胤禩看了看方若,笑道,“皇上不是说过,凡事不用我等么。”
方若心中微晒,皇上是这么吩咐过,但主人这样也未免太过随性,说不定什么时候就会触了皇帝逆鳞。
而胤禛此刻刚好走到院里,听了个正着,高声道,“对,朕说了不用似卿等着。”
皇上一进来,殿内上下宫婢皆跪地请安,胤禩才缓缓放了汤匙,起身行礼问安。
胤禛觉得仿佛只要进了储秀宫,见到瓜尔佳氏,就会满怀欣喜。便携着胤禩的手复又坐下,看着他刚刚正要喝的那碗粥便端了起来,“来,朕喂你。”

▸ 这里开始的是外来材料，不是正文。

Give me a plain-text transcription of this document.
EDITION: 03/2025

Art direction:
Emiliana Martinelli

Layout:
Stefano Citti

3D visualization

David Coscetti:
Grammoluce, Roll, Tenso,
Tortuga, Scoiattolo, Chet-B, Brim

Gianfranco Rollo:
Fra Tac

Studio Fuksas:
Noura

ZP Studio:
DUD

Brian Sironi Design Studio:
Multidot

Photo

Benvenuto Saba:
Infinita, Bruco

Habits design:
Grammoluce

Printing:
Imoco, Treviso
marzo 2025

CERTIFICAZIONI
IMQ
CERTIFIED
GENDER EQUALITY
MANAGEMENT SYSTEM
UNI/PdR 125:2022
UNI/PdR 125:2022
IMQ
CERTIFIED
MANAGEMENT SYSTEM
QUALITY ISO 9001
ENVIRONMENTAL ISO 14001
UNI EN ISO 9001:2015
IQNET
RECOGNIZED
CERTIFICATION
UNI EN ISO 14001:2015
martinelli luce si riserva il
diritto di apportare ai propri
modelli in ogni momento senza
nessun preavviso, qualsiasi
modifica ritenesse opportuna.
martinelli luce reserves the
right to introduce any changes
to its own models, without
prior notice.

胤禩杵在那里半天没动,皇上颇有几分尴尬,方若赶紧上前接了皇帝手中的碗捧着,也不敢动,更不能言。
但汤匙还在胤禛手里,皇帝说出的话断没有收回的道理,胤禩权衡半天,最终还是就着胤禛的手喝了半勺。然后亲自接过皇帝手中的汤匙,又舀了一勺,送到皇帝嘴边。
胤禛本已有些薄怒,突见胤禩此等举动,瞬时换了笑脸,点头道,“似卿最懂朕心。”
胤禩看着皇帝将粥吃下,一副欢喜模样,恨不得这一勺的粥立即化为封喉剧毒,让老四一命呜呼。但此时此刻他又能如何,只得陪着皇帝亲亲热热的用完早膳。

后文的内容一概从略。